Looking at this gold hued, glowing ball of wanton noodles makes my mouth water.
The performance begins with blending the lard, sesame oil, soy and chili sauce for the bowl of wanton noodles.
Bernard then unbundled and loosened up the ball of noodles which he made himself everyday using only higher grade wheat flour and fresh eggs.
The ball of noodles was blanched in the steel pot of piping hot water.
Bernard then gave the blanched noodles a quick rinse in a steel pot of cool water.
Bernard dunked the noodles in piping hot water a second time, making artistic splashes. The rhythmic sound of the wire mesh ladle and ball of noodles smacking the water was music to my ears, and I think, to Bernard's too.

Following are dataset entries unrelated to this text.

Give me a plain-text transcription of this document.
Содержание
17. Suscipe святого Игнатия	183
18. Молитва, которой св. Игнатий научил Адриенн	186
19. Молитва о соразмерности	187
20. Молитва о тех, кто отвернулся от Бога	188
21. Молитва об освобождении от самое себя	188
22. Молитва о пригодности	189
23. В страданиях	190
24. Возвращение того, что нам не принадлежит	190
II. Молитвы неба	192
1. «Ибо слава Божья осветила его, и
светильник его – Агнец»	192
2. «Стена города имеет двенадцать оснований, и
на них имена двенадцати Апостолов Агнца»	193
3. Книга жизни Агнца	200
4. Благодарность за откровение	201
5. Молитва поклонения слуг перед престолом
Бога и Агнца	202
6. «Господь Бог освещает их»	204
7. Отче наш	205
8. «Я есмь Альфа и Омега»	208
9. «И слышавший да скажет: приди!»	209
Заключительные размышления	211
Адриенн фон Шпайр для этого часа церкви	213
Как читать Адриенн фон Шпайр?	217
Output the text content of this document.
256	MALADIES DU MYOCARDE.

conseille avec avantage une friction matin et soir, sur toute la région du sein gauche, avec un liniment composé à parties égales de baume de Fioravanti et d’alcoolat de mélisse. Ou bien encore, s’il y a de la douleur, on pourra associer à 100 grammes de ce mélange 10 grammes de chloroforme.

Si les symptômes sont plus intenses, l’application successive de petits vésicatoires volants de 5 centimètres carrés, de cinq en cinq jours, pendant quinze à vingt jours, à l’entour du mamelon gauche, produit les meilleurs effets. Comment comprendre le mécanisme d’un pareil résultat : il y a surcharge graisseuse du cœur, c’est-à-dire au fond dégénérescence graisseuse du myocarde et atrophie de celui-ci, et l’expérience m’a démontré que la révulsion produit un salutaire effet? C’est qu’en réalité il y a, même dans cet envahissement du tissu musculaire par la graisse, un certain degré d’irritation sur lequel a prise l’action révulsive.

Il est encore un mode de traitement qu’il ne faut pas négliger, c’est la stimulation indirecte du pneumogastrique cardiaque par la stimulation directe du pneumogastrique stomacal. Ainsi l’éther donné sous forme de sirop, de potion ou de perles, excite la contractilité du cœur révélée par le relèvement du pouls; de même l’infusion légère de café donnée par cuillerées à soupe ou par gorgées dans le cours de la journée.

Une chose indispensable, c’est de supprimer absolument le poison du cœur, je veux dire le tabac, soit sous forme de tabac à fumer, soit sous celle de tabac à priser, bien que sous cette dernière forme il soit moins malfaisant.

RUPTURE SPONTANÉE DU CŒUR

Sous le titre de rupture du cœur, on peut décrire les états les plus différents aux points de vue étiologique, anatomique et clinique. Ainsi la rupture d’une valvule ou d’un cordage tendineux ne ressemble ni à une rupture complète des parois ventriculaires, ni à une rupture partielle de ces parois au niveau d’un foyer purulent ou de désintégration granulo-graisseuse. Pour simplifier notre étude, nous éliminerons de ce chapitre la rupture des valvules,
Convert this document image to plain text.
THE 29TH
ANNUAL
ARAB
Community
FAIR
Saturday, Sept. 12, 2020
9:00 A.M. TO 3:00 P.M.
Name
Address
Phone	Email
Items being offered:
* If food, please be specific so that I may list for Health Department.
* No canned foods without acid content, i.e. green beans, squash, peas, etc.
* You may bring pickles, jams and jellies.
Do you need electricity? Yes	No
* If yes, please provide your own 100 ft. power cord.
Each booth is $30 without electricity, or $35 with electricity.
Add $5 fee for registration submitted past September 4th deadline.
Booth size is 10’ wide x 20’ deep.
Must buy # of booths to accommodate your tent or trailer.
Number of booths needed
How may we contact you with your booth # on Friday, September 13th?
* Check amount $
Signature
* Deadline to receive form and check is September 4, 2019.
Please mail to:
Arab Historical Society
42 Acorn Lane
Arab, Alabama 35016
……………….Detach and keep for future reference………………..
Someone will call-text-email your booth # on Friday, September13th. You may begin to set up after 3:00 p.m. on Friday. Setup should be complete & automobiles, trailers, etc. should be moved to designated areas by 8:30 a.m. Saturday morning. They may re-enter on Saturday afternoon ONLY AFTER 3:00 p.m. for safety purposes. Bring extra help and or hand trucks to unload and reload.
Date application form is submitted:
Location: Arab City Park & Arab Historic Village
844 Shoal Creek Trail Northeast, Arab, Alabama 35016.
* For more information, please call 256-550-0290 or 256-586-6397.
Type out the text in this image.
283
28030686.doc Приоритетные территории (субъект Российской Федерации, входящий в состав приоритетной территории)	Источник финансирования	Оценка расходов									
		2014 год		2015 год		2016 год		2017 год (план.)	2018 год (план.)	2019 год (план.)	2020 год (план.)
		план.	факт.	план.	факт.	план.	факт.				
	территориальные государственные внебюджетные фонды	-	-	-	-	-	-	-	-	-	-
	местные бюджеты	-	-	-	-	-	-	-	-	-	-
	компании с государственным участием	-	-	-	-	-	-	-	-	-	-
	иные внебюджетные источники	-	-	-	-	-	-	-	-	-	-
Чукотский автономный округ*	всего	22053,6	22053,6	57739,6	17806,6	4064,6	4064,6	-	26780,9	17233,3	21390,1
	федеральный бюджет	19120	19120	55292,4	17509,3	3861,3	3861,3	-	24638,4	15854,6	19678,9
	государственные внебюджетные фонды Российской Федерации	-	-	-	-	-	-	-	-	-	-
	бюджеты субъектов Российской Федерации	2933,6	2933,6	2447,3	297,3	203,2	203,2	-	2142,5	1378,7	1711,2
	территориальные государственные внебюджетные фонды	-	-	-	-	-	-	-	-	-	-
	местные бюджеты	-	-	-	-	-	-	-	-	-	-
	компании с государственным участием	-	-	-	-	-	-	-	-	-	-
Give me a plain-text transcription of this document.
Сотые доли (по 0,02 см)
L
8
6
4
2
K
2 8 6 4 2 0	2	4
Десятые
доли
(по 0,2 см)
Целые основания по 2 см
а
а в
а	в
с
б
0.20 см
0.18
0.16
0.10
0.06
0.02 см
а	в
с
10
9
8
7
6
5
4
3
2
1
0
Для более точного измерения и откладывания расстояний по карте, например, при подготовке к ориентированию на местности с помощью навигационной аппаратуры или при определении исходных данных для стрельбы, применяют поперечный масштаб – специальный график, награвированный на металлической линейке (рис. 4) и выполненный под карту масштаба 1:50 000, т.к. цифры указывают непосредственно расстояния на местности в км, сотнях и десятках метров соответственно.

Look at the bliss and joy on Bernard's face. He was working and playing, and obviously having fun, all at once J Don't we all want to experience, work and life in the same way?
What goes up, must come down. Catching the ball of noodles as it returned to earth.
The flamboyant Bernard twirled the wire mesh ladle like a marching band drum major, to celebrate yet another safe landing of wanton noodles.
Bernard gave the noodles a vigorous toss and stir in the blended sauce. Even this final step was executed with gusto and immense concentration.
Doesn't this simple and humble RM4 bowl of wanton noodles look like a piece of art? Did it tasted as good as it looked? Oh, yes. The slender noodles felt heavy and rich with eggs. This is among the crunchiest wanton noodels that I have tasted. They were deliciously coated with the blended fragrant sauce of lard, sesame, soy and chili paste. The noodles were topped with slices of tasty char siew which Bernard made at home using charcoal fire.
MRS Koo makes the delicious wantons at the stall.
I like to be here early to grab a front row seat before showtime starts at 5:00pm to watch the flying wanton noodle maestro in exhilarating, high energy action.